The novel also has so many subtexts open to interpretation. Maddy’s father reveals in their final confrontation (again everyone who remembers Carrie knows this is canon) that he spent his life trying to protect her from the horrors of the world. We’ve already seen how utterly grotesque, abusive and backwards that style of parenting is and how it’s made Maddie who she is. But it’s worth noting that the moment she learns the true about the real world, it becomes just as overwhelming and horrific to her – and is almost certainly a major factor in what happens immediately after the prom.

Then there’s the very stark argument made directly by one of the podcasters and indirectly by Kali throughout the book. Again much of this looks at the world in a purely binary lens that sadly exists in academia and so much of contemporary protesting. The argument Jackson has some of her characters mak is that the racial divide in our country is so great that there is no reconciliation that is possibility and the only ‘rational’ response is to burn it all down.

Perhaps that why I do see Maddy as a victim, I can’t truly see her as an innocent bystander either. Like Carrie White she may not have meant to create a massacre but once she got started she was willing to leave a path of destruction in her wake that killed hundreds of people, burned down much of the town and could very well have led to a nuclear disaster. What happened to Carrie White was terrible but it doesn’t make her innocent in the events that happened. Adding the burdens of racism to the equation doesn’t do the same for Maddy Washington – and I’m not entirely sure she shouldn’t be punished for it. At the very least she deserves a day in court like anyone else and even if race were a factor in her conviction, I’m not sure I would have minded if it meant the world being safe from her wrath.

And it’s worth noting when the action takes place: May of 2014. That is while we’re still in the Obama Presidency and just a year before Donald Trump arrives on the political scene.

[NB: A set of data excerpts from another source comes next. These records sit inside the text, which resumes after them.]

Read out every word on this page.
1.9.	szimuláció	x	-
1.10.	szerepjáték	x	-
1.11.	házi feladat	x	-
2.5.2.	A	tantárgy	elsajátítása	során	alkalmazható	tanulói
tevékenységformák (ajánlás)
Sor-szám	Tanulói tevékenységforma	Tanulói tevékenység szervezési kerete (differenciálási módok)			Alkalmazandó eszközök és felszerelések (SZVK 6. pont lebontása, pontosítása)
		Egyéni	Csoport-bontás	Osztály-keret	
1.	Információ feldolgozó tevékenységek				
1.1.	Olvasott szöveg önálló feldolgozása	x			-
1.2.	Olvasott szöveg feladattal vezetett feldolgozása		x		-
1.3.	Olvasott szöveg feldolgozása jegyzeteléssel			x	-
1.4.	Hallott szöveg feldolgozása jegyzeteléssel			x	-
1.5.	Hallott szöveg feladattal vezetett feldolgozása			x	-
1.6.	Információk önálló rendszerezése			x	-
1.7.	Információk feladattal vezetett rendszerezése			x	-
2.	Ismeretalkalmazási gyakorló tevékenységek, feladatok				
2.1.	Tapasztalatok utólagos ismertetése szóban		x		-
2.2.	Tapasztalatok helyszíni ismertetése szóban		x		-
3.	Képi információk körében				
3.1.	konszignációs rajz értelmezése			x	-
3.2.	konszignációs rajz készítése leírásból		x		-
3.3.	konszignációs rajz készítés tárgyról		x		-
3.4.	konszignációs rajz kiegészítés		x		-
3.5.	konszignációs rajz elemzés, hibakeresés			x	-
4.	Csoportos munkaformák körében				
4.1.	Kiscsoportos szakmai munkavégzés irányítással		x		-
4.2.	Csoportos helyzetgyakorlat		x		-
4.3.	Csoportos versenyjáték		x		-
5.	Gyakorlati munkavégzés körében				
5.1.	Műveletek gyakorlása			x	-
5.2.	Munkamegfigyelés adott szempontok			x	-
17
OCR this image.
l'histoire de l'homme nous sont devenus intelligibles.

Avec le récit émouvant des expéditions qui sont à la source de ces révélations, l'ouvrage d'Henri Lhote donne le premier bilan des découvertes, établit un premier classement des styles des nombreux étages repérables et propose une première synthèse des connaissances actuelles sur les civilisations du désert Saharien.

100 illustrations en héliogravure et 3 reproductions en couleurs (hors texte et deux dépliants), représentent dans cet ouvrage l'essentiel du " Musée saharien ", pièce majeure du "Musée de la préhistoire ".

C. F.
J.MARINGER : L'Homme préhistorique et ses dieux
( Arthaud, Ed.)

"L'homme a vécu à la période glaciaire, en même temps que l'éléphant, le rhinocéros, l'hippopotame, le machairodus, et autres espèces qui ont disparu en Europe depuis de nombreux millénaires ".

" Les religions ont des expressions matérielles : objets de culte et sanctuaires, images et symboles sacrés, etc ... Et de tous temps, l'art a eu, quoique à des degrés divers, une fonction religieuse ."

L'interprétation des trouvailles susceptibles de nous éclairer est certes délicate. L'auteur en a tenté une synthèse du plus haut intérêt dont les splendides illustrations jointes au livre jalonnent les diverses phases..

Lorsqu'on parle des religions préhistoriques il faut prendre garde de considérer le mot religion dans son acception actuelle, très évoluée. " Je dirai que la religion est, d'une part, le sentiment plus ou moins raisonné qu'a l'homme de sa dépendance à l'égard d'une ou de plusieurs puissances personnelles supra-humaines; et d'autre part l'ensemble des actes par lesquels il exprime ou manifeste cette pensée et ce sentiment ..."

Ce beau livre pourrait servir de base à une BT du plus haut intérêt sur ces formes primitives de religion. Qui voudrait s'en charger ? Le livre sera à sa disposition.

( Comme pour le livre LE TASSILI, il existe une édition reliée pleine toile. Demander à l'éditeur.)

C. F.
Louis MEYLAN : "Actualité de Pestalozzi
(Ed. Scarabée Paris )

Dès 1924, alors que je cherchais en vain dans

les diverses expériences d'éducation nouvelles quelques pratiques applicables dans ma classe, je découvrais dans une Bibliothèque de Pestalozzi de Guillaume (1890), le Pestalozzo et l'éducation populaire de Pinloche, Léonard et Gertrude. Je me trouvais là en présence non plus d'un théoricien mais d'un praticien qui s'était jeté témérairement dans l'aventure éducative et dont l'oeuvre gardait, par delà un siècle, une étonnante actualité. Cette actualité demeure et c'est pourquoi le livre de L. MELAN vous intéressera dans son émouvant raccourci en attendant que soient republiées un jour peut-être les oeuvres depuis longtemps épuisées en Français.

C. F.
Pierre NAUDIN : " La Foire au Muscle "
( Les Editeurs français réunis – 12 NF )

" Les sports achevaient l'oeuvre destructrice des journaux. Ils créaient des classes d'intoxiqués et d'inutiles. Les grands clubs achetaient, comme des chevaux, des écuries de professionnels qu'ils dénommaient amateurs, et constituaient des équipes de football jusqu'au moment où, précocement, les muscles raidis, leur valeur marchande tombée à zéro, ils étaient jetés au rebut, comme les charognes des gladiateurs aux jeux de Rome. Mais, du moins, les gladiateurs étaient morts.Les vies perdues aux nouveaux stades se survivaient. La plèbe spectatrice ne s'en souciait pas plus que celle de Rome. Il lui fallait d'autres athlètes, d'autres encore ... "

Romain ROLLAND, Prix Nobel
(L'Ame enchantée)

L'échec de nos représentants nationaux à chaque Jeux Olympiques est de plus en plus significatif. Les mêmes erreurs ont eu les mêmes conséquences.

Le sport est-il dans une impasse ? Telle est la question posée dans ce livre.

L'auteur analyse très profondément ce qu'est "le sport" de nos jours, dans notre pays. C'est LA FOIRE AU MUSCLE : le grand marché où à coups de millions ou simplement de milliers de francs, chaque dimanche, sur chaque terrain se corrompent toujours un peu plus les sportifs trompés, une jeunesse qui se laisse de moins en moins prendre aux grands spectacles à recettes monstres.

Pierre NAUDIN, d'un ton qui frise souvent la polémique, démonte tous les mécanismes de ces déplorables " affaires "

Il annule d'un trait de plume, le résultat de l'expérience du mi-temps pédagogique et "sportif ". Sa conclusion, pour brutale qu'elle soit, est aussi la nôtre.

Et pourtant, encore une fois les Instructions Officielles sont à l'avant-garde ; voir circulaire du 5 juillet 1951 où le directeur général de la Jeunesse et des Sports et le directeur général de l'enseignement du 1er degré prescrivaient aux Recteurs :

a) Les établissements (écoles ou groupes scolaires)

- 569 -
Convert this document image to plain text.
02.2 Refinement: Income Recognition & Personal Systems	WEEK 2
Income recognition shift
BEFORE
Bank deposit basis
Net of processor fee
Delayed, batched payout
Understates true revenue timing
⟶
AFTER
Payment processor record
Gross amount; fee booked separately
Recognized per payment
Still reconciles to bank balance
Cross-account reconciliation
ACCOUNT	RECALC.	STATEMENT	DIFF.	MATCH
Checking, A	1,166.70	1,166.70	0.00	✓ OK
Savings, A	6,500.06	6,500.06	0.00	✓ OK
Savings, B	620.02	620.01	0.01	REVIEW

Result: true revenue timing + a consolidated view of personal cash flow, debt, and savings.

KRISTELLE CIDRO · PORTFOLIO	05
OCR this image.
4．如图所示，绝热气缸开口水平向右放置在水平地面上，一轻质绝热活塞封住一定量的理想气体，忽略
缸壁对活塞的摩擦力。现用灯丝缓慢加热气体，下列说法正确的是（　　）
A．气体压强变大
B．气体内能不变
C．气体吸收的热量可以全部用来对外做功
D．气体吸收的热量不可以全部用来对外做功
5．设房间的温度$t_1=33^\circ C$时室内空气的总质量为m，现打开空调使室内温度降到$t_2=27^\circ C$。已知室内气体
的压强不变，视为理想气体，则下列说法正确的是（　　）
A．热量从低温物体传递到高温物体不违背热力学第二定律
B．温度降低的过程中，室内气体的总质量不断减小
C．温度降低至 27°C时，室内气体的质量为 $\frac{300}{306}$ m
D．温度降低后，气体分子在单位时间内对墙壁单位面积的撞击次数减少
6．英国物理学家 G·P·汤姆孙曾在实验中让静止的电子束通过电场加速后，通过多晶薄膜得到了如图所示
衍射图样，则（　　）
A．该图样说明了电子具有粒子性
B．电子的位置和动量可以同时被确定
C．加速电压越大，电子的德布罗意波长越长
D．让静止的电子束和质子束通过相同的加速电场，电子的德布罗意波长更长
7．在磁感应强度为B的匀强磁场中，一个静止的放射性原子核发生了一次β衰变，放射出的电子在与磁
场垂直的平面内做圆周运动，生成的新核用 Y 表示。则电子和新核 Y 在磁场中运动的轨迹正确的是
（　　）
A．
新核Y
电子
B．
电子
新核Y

The podcast takes place eight years later, during the Biden administration and after eight solid years of protests against racial injustice at every level that have, by any real standard, accomplished nothing except move much of the country – particularly in the regions of America like Springville – further away from conciliation. No one has learned anything but Springville except what they want to learn/ Perhaps that the real reason the final episode is titled “There are No Winners Here.”

It's a measure of any great book that you come away asking these kinds of questions at the end. You may feel, like the podcaster and professor, that the town of Springville suffered the consequences of American racism that still need to be paid out. You might also come away, like so many of the survivors, with the feeling that they even given their responsibility, the punishment far exceeded the crime. I have my conclusion; readers may draw their own and that will certainly differ upon their age, race, or gender.

Perhaps I should let King himself have the last word. At the end of Thinner which he wrote under the pseudonym of Richard Bachman, one of the last lines is “Everybody pays, even for the stuff they didn’t do.” Maybe that’s the clearest way you know this novel hails the King: that’s a sentiment that, one way or another, everyone who survives The Weight of Blood might end up considering whether or not they agree with it.